2018 Fiscal Year Research-status Report
Developing practical techniques of retrospective dosimetry for affected individuals in radiological emergencies
Project/Area Number |
18KK0147
|
Research Institution | Hiroshima University |
Principal Investigator |
保田 浩志 広島大学, 原爆放射線医科学研究所, 教授 (50250121)
|
Co-Investigator(Kenkyū-buntansha) |
廣田 誠子 広島大学, 原爆放射線医科学研究所, 助教 (50816345)
安倍 学 広島大学, 理学研究科, 教授 (30273577)
|
Project Period (FY) |
2018-10-09 – 2023-03-31
|
Keywords | 放射線 / 線量評価 / 遡及的 / ルミネセンス / 電子スピン共鳴 / 緊急時 |
Outline of Annual Research Achievements |
本国際共同研究では,年代測定等の研究分野で用いられている最先端の測定技術・ノウハウを活用し,生物学的な線量評価に比べてより迅速かつ高精度に個人の被ばくレベルと被ばく状況(入射方向,線質、部位等)を把握する実用的な線量評価法を、世界に先駆けて開発し社会実装することに取り組んでいる。
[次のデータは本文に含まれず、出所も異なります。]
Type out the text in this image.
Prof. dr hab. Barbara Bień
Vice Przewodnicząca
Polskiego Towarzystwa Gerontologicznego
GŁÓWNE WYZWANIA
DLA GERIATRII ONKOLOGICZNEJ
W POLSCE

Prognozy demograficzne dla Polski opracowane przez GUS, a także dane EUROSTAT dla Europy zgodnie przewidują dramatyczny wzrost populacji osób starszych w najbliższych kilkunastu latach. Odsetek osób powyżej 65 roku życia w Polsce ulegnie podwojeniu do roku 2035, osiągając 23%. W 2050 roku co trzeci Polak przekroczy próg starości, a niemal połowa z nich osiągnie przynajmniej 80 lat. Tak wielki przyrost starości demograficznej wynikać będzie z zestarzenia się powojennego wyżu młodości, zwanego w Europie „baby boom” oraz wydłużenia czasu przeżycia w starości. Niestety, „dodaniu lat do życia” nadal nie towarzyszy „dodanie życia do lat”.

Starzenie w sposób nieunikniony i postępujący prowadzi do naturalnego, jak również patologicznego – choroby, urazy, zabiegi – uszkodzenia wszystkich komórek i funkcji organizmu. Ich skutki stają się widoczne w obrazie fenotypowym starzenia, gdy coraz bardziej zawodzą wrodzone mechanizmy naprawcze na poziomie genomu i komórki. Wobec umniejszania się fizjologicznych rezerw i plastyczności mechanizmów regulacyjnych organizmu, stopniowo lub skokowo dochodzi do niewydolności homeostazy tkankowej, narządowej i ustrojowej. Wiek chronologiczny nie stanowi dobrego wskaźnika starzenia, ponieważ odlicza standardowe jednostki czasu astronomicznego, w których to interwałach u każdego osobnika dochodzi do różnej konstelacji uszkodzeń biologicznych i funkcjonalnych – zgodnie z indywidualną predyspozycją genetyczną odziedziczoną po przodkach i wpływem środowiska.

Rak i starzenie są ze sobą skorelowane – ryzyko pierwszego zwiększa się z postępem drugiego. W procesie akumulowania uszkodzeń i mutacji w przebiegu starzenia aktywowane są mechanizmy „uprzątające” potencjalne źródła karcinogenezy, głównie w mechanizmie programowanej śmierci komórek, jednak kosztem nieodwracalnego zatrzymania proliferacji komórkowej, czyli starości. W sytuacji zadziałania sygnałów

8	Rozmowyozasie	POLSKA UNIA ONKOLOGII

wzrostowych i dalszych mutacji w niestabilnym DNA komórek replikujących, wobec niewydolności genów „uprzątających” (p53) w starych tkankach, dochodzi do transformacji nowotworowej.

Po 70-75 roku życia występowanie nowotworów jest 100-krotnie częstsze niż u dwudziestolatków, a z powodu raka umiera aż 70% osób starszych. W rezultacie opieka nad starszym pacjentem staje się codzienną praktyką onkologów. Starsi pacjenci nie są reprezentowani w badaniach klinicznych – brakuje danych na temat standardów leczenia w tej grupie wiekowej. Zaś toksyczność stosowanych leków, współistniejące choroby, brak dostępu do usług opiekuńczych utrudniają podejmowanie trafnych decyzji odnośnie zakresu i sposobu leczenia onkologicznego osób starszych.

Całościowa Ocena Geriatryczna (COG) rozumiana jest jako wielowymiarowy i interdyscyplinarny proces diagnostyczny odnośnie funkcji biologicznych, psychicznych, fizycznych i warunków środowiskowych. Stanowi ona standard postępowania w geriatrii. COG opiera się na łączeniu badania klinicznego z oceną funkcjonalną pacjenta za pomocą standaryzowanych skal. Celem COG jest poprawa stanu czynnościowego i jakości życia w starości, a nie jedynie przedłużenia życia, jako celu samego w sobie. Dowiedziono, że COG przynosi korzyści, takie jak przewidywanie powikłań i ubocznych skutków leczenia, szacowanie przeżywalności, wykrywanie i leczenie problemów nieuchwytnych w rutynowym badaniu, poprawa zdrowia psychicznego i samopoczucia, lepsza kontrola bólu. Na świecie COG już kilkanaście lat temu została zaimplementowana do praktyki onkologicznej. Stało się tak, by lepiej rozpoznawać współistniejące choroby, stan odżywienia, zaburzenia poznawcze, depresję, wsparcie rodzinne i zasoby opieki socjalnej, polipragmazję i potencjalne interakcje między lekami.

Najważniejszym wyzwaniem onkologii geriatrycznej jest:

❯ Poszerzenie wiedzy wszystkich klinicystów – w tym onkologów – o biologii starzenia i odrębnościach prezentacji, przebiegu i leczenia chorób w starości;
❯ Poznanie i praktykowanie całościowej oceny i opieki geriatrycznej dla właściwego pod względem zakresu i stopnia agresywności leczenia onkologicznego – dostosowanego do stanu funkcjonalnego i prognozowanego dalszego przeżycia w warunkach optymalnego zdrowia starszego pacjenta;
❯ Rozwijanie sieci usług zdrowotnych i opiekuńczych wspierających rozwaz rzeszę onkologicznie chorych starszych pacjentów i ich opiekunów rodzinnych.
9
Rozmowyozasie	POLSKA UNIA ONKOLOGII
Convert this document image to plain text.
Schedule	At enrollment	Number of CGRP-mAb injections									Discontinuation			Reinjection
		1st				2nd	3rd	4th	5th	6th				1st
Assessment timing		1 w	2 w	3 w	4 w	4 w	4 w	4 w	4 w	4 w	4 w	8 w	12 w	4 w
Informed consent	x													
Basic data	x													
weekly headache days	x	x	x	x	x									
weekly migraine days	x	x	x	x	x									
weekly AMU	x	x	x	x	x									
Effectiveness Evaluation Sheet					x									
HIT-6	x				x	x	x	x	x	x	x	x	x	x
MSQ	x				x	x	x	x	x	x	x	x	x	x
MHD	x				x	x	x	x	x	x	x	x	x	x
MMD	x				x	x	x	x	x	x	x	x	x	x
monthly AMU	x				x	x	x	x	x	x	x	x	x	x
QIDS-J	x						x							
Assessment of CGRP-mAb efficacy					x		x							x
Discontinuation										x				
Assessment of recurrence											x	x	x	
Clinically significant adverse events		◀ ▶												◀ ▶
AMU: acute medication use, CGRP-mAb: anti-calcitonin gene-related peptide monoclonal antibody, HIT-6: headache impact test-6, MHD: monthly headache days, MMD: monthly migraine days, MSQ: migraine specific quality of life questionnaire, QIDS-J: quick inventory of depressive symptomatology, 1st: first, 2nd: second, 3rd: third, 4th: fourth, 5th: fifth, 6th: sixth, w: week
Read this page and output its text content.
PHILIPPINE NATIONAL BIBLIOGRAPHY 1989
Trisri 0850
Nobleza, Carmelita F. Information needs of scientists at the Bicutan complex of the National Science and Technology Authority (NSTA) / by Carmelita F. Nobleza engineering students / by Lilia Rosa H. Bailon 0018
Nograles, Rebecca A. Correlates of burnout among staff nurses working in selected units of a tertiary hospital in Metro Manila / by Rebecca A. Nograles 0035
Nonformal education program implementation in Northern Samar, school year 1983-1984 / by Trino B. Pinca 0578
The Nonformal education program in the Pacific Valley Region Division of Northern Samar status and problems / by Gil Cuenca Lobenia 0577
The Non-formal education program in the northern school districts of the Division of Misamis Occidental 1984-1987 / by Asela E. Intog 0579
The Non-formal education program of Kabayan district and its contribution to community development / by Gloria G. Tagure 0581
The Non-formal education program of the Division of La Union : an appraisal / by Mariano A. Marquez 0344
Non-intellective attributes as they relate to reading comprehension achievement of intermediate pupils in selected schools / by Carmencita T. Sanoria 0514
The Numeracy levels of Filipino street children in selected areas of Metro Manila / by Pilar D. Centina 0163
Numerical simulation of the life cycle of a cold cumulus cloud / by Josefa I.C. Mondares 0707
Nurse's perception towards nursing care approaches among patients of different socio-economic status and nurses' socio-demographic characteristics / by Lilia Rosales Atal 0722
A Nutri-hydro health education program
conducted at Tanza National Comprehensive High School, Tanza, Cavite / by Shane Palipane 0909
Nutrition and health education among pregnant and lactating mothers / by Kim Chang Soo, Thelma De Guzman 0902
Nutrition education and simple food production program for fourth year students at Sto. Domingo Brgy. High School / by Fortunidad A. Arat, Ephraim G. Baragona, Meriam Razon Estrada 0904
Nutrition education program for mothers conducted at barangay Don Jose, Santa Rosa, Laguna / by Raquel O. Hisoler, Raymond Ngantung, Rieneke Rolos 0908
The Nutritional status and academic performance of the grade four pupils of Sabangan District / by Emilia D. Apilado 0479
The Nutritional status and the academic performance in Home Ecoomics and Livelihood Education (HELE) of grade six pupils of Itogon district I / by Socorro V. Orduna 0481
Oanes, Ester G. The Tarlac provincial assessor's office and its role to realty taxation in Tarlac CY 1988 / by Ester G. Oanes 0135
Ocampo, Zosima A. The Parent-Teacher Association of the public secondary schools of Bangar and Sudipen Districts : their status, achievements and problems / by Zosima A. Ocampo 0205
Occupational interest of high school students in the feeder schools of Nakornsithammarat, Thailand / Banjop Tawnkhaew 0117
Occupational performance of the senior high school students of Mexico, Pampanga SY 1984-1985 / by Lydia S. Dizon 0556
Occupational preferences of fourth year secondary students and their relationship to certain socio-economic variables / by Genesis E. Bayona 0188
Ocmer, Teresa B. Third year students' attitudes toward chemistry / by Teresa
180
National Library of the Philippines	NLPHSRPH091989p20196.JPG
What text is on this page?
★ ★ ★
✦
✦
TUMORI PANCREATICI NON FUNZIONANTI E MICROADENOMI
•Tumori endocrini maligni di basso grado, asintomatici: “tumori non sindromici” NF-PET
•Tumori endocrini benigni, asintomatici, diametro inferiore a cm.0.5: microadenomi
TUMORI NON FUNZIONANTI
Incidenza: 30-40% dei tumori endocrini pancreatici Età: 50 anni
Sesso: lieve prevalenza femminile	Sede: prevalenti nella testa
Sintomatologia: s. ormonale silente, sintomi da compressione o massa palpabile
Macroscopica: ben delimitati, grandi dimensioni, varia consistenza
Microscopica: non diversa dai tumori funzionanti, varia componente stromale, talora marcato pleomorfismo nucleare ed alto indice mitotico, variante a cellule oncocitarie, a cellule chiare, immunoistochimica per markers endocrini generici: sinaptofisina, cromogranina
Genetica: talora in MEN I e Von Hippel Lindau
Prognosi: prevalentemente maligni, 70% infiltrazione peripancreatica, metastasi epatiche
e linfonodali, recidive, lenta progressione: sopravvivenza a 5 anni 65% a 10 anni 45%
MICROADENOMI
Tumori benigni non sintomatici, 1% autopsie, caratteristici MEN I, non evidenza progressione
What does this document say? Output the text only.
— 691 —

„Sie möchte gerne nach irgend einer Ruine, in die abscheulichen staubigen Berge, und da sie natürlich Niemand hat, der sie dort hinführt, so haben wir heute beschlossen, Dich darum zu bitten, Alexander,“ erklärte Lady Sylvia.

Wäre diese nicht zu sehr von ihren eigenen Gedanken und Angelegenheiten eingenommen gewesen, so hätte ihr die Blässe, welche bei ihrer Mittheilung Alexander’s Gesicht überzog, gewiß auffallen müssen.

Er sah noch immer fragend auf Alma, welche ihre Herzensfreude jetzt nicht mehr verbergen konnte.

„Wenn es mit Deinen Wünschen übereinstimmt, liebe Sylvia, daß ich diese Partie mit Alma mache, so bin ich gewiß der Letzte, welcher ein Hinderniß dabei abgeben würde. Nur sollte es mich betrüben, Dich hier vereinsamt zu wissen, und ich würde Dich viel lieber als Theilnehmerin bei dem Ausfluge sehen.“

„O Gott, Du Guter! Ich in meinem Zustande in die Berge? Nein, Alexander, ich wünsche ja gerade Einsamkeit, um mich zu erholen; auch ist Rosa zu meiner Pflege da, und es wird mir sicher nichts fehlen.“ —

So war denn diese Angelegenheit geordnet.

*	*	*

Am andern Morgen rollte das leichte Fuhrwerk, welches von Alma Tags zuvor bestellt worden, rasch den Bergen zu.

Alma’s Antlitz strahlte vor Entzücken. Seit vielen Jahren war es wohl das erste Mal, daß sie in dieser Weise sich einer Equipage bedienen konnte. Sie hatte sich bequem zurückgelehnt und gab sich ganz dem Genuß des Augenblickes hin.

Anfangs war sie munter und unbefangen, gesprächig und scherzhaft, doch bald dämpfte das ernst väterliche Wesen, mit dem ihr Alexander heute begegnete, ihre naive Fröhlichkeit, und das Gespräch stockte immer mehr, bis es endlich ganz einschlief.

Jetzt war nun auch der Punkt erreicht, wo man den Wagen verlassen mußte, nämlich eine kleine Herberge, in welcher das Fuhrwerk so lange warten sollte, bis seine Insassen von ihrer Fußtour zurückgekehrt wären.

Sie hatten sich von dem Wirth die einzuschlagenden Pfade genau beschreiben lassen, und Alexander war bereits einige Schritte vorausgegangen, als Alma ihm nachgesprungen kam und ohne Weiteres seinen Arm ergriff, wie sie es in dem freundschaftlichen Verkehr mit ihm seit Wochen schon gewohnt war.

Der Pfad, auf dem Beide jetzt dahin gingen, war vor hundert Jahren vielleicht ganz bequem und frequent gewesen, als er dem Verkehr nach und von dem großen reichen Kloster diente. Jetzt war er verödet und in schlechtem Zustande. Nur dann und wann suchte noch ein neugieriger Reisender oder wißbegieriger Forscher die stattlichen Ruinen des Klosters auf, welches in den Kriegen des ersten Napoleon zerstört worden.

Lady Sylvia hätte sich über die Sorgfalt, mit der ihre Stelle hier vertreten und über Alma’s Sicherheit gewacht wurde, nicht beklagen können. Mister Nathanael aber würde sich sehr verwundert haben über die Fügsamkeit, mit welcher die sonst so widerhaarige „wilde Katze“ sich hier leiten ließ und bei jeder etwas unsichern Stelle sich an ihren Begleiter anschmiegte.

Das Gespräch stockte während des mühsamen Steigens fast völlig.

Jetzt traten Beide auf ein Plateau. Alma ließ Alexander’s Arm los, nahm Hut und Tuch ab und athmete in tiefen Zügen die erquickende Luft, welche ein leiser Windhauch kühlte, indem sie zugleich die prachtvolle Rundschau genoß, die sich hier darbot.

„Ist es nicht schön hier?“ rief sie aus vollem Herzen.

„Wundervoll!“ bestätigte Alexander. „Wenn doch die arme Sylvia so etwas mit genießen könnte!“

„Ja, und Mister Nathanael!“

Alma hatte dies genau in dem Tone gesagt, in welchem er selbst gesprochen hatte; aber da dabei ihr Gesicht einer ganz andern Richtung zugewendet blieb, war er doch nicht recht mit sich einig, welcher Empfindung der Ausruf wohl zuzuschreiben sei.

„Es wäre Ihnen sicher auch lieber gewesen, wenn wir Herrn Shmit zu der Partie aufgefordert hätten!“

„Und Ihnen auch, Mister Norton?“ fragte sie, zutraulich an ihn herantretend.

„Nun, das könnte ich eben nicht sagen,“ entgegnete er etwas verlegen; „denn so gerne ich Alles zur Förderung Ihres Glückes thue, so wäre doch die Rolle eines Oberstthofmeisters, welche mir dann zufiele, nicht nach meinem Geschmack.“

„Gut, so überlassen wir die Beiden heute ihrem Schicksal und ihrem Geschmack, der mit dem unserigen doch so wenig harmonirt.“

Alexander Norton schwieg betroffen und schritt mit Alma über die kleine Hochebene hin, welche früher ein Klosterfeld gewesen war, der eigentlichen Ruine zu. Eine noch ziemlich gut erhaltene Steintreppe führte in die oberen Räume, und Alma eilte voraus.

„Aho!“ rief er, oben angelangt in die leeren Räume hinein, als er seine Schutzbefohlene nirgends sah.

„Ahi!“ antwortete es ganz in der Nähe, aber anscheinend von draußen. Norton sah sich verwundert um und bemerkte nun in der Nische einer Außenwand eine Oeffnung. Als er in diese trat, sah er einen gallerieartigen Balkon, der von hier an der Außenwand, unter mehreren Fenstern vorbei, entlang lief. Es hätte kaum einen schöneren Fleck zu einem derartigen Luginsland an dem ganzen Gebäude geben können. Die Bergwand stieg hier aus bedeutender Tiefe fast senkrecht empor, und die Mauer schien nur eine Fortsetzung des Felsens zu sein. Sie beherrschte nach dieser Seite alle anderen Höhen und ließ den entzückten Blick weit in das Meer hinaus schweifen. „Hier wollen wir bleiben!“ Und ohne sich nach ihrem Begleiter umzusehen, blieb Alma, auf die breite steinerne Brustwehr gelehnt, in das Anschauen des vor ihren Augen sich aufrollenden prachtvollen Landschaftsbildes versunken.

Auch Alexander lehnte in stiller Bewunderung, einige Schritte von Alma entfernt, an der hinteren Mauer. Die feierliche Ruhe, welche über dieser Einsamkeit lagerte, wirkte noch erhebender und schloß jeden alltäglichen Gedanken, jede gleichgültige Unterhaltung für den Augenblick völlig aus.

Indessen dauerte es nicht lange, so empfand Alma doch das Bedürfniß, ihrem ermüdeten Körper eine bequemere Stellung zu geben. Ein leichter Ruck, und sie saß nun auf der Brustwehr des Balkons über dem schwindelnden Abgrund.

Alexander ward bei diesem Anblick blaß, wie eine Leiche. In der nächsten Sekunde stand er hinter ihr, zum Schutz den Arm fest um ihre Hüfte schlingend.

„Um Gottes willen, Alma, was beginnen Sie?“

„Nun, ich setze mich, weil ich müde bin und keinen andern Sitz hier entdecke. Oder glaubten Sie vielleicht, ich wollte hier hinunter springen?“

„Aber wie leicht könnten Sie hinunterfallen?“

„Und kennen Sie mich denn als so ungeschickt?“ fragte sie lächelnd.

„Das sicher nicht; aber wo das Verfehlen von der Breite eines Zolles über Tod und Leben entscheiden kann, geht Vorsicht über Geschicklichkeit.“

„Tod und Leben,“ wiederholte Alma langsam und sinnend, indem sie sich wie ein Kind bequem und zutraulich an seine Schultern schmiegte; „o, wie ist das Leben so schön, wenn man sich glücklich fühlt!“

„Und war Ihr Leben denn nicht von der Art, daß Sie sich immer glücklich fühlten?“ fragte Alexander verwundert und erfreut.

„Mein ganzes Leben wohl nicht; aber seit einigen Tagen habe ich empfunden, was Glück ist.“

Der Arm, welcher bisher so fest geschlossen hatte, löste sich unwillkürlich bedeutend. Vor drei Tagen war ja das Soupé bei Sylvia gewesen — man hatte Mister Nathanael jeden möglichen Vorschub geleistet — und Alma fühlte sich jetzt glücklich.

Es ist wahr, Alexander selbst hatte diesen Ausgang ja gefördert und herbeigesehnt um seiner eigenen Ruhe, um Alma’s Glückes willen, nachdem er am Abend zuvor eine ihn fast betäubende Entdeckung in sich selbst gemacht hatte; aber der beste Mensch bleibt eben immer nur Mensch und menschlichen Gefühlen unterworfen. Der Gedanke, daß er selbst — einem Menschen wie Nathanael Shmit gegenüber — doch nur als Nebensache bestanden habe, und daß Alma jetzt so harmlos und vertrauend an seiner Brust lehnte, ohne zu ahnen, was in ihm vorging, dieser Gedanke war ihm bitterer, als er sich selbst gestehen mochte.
具体的には、被ばくした人から採取した生体試料(爪、髪、歯のエナメル質等)についての放射線応答から直接的に人体が受けた被ばくレベルを推定すると共に、生体試料に比べて高感度でバックグランドが低く試料による応答の差異が比較的少ない化学的に安定した素材(携帯電話の部品、アクセサリ、衣類等)を複合的に用いて,それらの試料に含まれるラジカル量あるいはその量に相関する信号(電子スピン共鳴吸収ESR、光刺激蛍光OSL、熱刺激蛍光TL等)を測定する。それらのデータを総合的に解析することにより,被ばくの状況と人体各部位が受けた線量を精緻に再現する方法を開発し、実用的なプロトコルを提示する。 本研究は順調に進捗しており、初年度となる2018年度には、研究代表者と若手研究者である研究分担者が本共同研究の相手方であるオーストリア国・ザルツブルグ大学のグループを訪問し、同グループが有する高性能のラジカル測定技術や先端的な試料処理設備を見学し使用スケジュールの調整を測るとともに、具体的な研究実施計画の策定に取り組んだ。相手方が有する最先端の測定装置・解析技術についても、持参した試料の一部を実際に測定させてもらい、機器の性能や留意点を確認するとともに、一連の作業手順を修得した。次年度(2019年度)には相手方の施設に一ヶ月近く滞在して放射線由来のOSL/TL測定を行い、各手法の線量評価精度についての考察を経て、画期的で実用的な線遡及的量評価法の開発・実用化に取り組む。
|
Current Status of Research Progress |
Current Status of Research Progress
2: Research has progressed on the whole more than it was originally planned.
Reason
当初計画していたとおり、先方の施設を訪れて、想定していたとおり先方が保有する最先端の実験機器を使用して一部の試料を測定することができた。また、当該科研費事業として、今後4年間にわたり密な共同研究を実施していくことについて先方の合意を得ることができ、次年度以後に実施する研究の計画について議論・立案し、スムーズに研究を実施する目途が立った。
|
Strategy for Future Research Activity |
次年度(2019年度)には、日本側が有する放射線照射装置で一定量の放射線を照射した試料を若手研究者(廣田)が相手方に持参し、相手方が有する最先端の測定装置・解析技術を十分に修得するとともに、約一ヶ月間相手方の施設に滞在して持参した試料および相手方との比較較正に有用な現地の試料を用いて放射線由来のOSL/TL測定等を行う。そして、それらのデータから推定した線量値と日本側で測定・取得したESR信号の測定データに基づく線量値との比較を行い、各手法の遡及的線量評価の精度について考察し、その成果を論文にまとめて投稿する。
|
Causes of Carryover |
相手方の研究者を当該年度(2018年度)内に当該科研費事業の経費により招聘することを計画していたが、先方の事情により次年度(2019年度)に延期することになり、そのため次年度使用額の増が生じた。